From Why Working Together Doesn't Always Work. At times, it’s the collaboration itself that diminishes the quality of our work…:

  • Collaboration breeds false confidence. A study in Psychological Science found that when we work with others to reach a decision, we become overly confident in the accuracy of our collective thinking.

  • Collaboration introduces pressures to conform. Within many team collaborations, we face an impossible choice between the quality of our work and the quality of our workplace relationships. Studies show that social pressures make group members tend to conform toward the majority view, even in cases when they believe the majority view is wrong.

  • Collaboration promotes laziness. Ever been to a meeting where you’re the only one prepared? Then you’ve experienced social loafing—people’s tendency to invest less effort when they’re part of a team. When others are present, it’s easy for everyone to assume someone else will take the lead.

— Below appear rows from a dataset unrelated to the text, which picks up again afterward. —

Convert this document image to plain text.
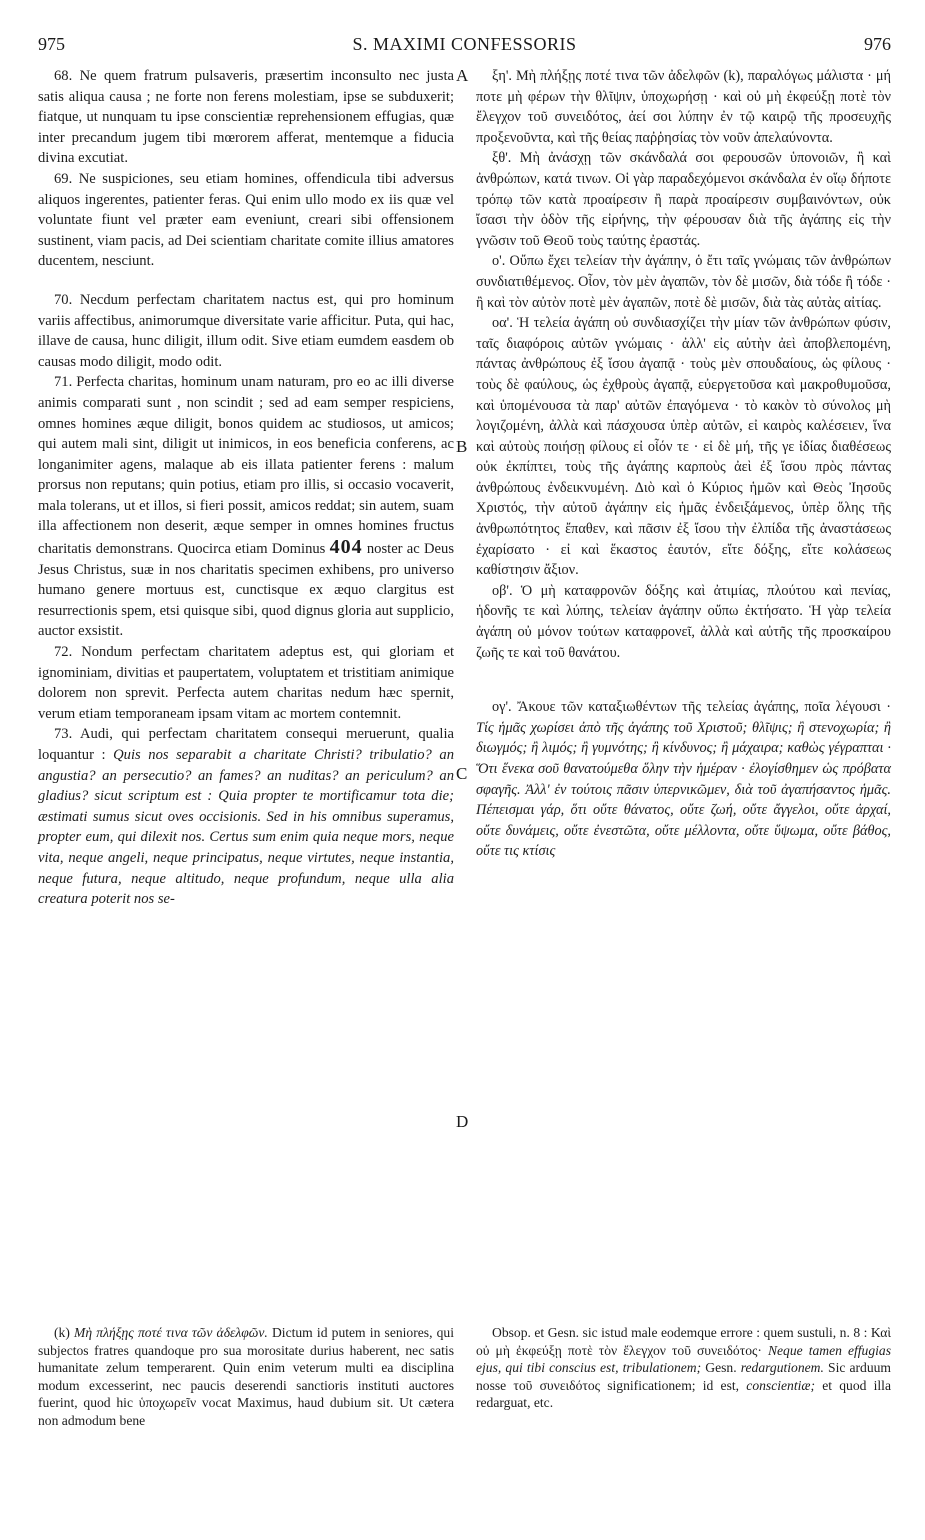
975	S. MAXIMI CONFESSORIS	976

68. Ne quem fratrum pulsaveris, præsertim inconsulto nec justa satis aliqua causa ; ne forte non ferens molestiam, ipse se subduxerit; fiatque, ut nunquam tu ipse conscientiæ reprehensionem effugias, quæ inter precandum jugem tibi mœrorem afferat, mentemque a fiducia divina excutiat.

69. Ne suspiciones, seu etiam homines, offendicula tibi adversus aliquos ingerentes, patienter feras. Qui enim ullo modo ex iis quæ vel voluntate fiunt vel præter eam eveniunt, creari sibi offensionem sustinent, viam pacis, ad Dei scientiam charitate comite illius amatores ducentem, nesciunt.

70. Necdum perfectam charitatem nactus est, qui pro hominum variis affectibus, animorumque diversitate varie afficitur. Puta, qui hac, illave de causa, hunc diligit, illum odit. Sive etiam eumdem easdem ob causas modo diligit, modo odit.

71. Perfecta charitas, hominum unam naturam, pro eo ac illi diverse animis comparati sunt , non scindit ; sed ad eam semper respiciens, omnes homines æque diligit, bonos quidem ac studiosos, ut amicos; qui autem mali sint, diligit ut inimicos, in eos beneficia conferens, ac longanimiter agens, malaque ab eis illata patienter ferens : malum prorsus non reputans; quin potius, etiam pro illis, si occasio vocaverit, mala tolerans, ut et illos, si fieri possit, amicos reddat; sin autem, suam illa affectionem non deserit, æque semper in omnes homines fructus charitatis demonstrans. Quocirca etiam Dominus 404 noster ac Deus Jesus Christus, suæ in nos charitatis specimen exhibens, pro universo humano genere mortuus est, cunctisque ex æquo clargitus est resurrectionis spem, etsi quisque sibi, quod dignus gloria aut supplicio, auctor exsistit.

72. Nondum perfectam charitatem adeptus est, qui gloriam et ignominiam, divitias et paupertatem, voluptatem et tristitiam animique dolorem non sprevit. Perfecta autem charitas nedum hæc spernit, verum etiam temporaneam ipsam vitam ac mortem contemnit.

73. Audi, qui perfectam charitatem consequi meruerunt, qualia loquantur : Quis nos separabit a charitate Christi? tribulatio? an angustia? an persecutio? an fames? an nuditas? an periculum? an gladius? sicut scriptum est : Quia propter te mortificamur tota die; æstimati sumus sicut oves occisionis. Sed in his omnibus superamus, propter eum, qui dilexit nos. Certus sum enim quia neque mors, neque vita, neque angeli, neque principatus, neque virtutes, neque instantia, neque futura, neque altitudo, neque profundum, neque ulla alia creatura poterit nos se-

A
B
C
D

ξη'. Μὴ πλήξῃς ποτέ τινα τῶν ἀδελφῶν (k), παραλόγως μάλιστα · μή ποτε μὴ φέρων τὴν θλῖψιν, ὑποχωρήσῃ · καὶ οὐ μὴ ἐκφεύξῃ ποτὲ τὸν ἔλεγχον τοῦ συνειδότος, ἀεί σοι λύπην ἐν τῷ καιρῷ τῆς προσευχῆς προξενοῦντα, καὶ τῆς θείας παῤῥησίας τὸν νοῦν ἀπελαύνοντα.

ξθ'. Μὴ ἀνάσχῃ τῶν σκάνδαλά σοι φερουσῶν ὑπονοιῶν, ἢ καὶ ἀνθρώπων, κατά τινων. Οἱ γὰρ παραδεχόμενοι σκάνδαλα ἐν οἵῳ δήποτε τρόπῳ τῶν κατὰ προαίρεσιν ἢ παρὰ προαίρεσιν συμβαινόντων, οὐκ ἴσασι τὴν ὁδὸν τῆς εἰρήνης, τὴν φέρουσαν διὰ τῆς ἀγάπης εἰς τὴν γνῶσιν τοῦ Θεοῦ τοὺς ταύτης ἐραστάς.

ο'. Οὔπω ἔχει τελείαν τὴν ἀγάπην, ὁ ἔτι ταῖς γνώμαις τῶν ἀνθρώπων συνδιατιθέμενος. Οἷον, τὸν μὲν ἀγαπῶν, τὸν δὲ μισῶν, διὰ τόδε ἢ τόδε · ἢ καὶ τὸν αὐτὸν ποτὲ μὲν ἀγαπῶν, ποτὲ δὲ μισῶν, διὰ τὰς αὐτὰς αἰτίας.

οα'. Ἡ τελεία ἀγάπη οὐ συνδιασχίζει τὴν μίαν τῶν ἀνθρώπων φύσιν, ταῖς διαφόροις αὐτῶν γνώμαις · ἀλλ' εἰς αὐτὴν ἀεὶ ἀποβλεπομένη, πάντας ἀνθρώπους ἐξ ἴσου ἀγαπᾷ · τοὺς μὲν σπουδαίους, ὡς φίλους · τοὺς δὲ φαύλους, ὡς ἐχθροὺς ἀγαπᾷ, εὐεργετοῦσα καὶ μακροθυμοῦσα, καὶ ὑπομένουσα τὰ παρ' αὐτῶν ἐπαγόμενα · τὸ κακὸν τὸ σύνολος μὴ λογιζομένη, ἀλλὰ καὶ πάσχουσα ὑπὲρ αὐτῶν, εἰ καιρὸς καλέσειεν, ἵνα καὶ αὐτοὺς ποιήσῃ φίλους εἰ οἷόν τε · εἰ δὲ μή, τῆς γε ἰδίας διαθέσεως οὐκ ἐκπίπτει, τοὺς τῆς ἀγάπης καρποὺς ἀεὶ ἐξ ἴσου πρὸς πάντας ἀνθρώπους ἐνδεικνυμένη. Διὸ καὶ ὁ Κύριος ἡμῶν καὶ Θεὸς Ἰησοῦς Χριστός, τὴν αὐτοῦ ἀγάπην εἰς ἡμᾶς ἐνδειξάμενος, ὑπὲρ ὅλης τῆς ἀνθρωπότητος ἔπαθεν, καὶ πᾶσιν ἐξ ἴσου τὴν ἐλπίδα τῆς ἀναστάσεως ἐχαρίσατο · εἰ καὶ ἕκαστος ἑαυτόν, εἴτε δόξης, εἴτε κολάσεως καθίστησιν ἄξιον.

οβ'. Ὁ μὴ καταφρονῶν δόξης καὶ ἀτιμίας, πλούτου καὶ πενίας, ἡδονῆς τε καὶ λύπης, τελείαν ἀγάπην οὔπω ἐκτήσατο. Ἡ γὰρ τελεία ἀγάπη οὐ μόνον τούτων καταφρονεῖ, ἀλλὰ καὶ αὐτῆς τῆς προσκαίρου ζωῆς τε καὶ τοῦ θανάτου.

ογ'. Ἄκουε τῶν καταξιωθέντων τῆς τελείας ἀγάπης, ποῖα λέγουσι · Τίς ἡμᾶς χωρίσει ἀπὸ τῆς ἀγάπης τοῦ Χριστοῦ; θλῖψις; ἢ στενοχωρία; ἢ διωγμός; ἢ λιμός; ἢ γυμνότης; ἢ κίνδυνος; ἢ μάχαιρα; καθὼς γέγραπται · Ὅτι ἕνεκα σοῦ θανατούμεθα ὅλην τὴν ἡμέραν · ἐλογίσθημεν ὡς πρόβατα σφαγῆς. Ἀλλ' ἐν τούτοις πᾶσιν ὑπερνικῶμεν, διὰ τοῦ ἀγαπήσαντος ἡμᾶς. Πέπεισμαι γάρ, ὅτι οὔτε θάνατος, οὔτε ζωή, οὔτε ἄγγελοι, οὔτε ἀρχαί, οὔτε δυνάμεις, οὔτε ἐνεστῶτα, οὔτε μέλλοντα, οὔτε ὕψωμα, οὔτε βάθος, οὔτε τις κτίσις

(k) Μὴ πλήξῃς ποτέ τινα τῶν ἀδελφῶν. Dictum id putem in seniores, qui subjectos fratres quandoque pro sua morositate durius haberent, nec satis humanitate zelum temperarent. Quin enim veterum multi ea disciplina modum excesserint, nec paucis deserendi sanctioris instituti auctores fuerint, quod hic ὑποχωρεῖν vocat Maximus, haud dubium sit. Ut cætera non admodum bene

Obsop. et Gesn. sic istud male eodemque errore : quem sustuli, n. 8 : Καὶ οὐ μὴ ἐκφεύξῃ ποτὲ τὸν ἔλεγχον τοῦ συνειδότος· Neque tamen effugias ejus, qui tibi conscius est, tribulationem; Gesn. redargutionem. Sic arduum nosse τοῦ συνειδότος significationem; id est, conscientiæ; et quod illa redarguat, etc.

  • Opportunity cost. Attached to every meeting, conference call, and mass email is an invisible price tag. Economists call it opportunity cost, and it refers to all the tasks you’re not getting done while you’re busy “collaborating.”…

It’s easy to feel productive when we’re part of a group…Too bad the progress is often illusory.

From The Upside of Discovering Your Incompetencies. First, decide objectively where you think you might be incompetent. Give those kinds of tasks and responsibilities to another member of your team. Next, look at the areas where you are merely competent and assign these actions to other members of your team to supplement your own competency. Then find the areas where you are masterful and choose a member of your team whom you can train as your understudy in those tasks. Finally, determine the areas in which you are unique--your one-of-a-kind gifts or skills.

MATERIALISM

From Are You Vulnerable to the Hipster Effect?. If a thousand hipsters start oiling their beards with organic beeswax, how long will it take for a million hipsters to do the same?... We move from one fashion to the next, like birds to the next grassy field of worms—until the group signals us to move on…and on…and on….

From How to Avoid Bargain-Brained Holiday Shopping Pitfalls. Sales cause Fear-of-Missing-Out Fever and feel like exciting opportunities to get more for less...The antidote (to “bargain brain”) is: mental calmness, laser focus on the value and cost of a product rather than simply the reduced price of a tempting sale “opportunity,” and staying loyal to your gift list and budget.

From Why Diamonds Aren't Forever. Navigating the wedding industry can be frustrating, in part because of the relentless pressure to spend fantastic amounts of money on anything and everything involved… Many of their pitches boil down to the idea that couples in love should want expensive weddings. Vendors will argue that if you truly love your partner, you should be willing to go to any lengths (at least monetarily) to properly celebrate that love on your “special day."…

To what extent do high levels of spending actually predict marital bliss?... (Study results) did not lend support to the wedding industry’s mantra. In fact, any reliable associations that the researchers found were in the opposite direction from what the marketing would suggest.

From The High Cost of Vanity. It’s worth taking stock of your own motivations before your next sizeable purchase of a brand-name item. Who are you trying to please? Do you feel that you need to look better than other people, and that’s why you need that validation of your worth? Is it part of a larger pattern in which you think you’re better-looking than everyone else and “deserve” to treat yourself? It’s possible that the high-priced item is of better quality, and that your investment will prove worth the financial sacrifice. Nevertheless, by understanding your own motivations, your budget and your self-image can both benefit.

AGING

From My Father is Dying. In the face of a painful life that is soon to end anyway, they (dying people) want to assert their autonomy, their sense of control over themselves, and be able to decide not only that life is no longer worth living but also how and when they want it to stop. I believe now, as I believed then, that we should do more than respect this; we should support it.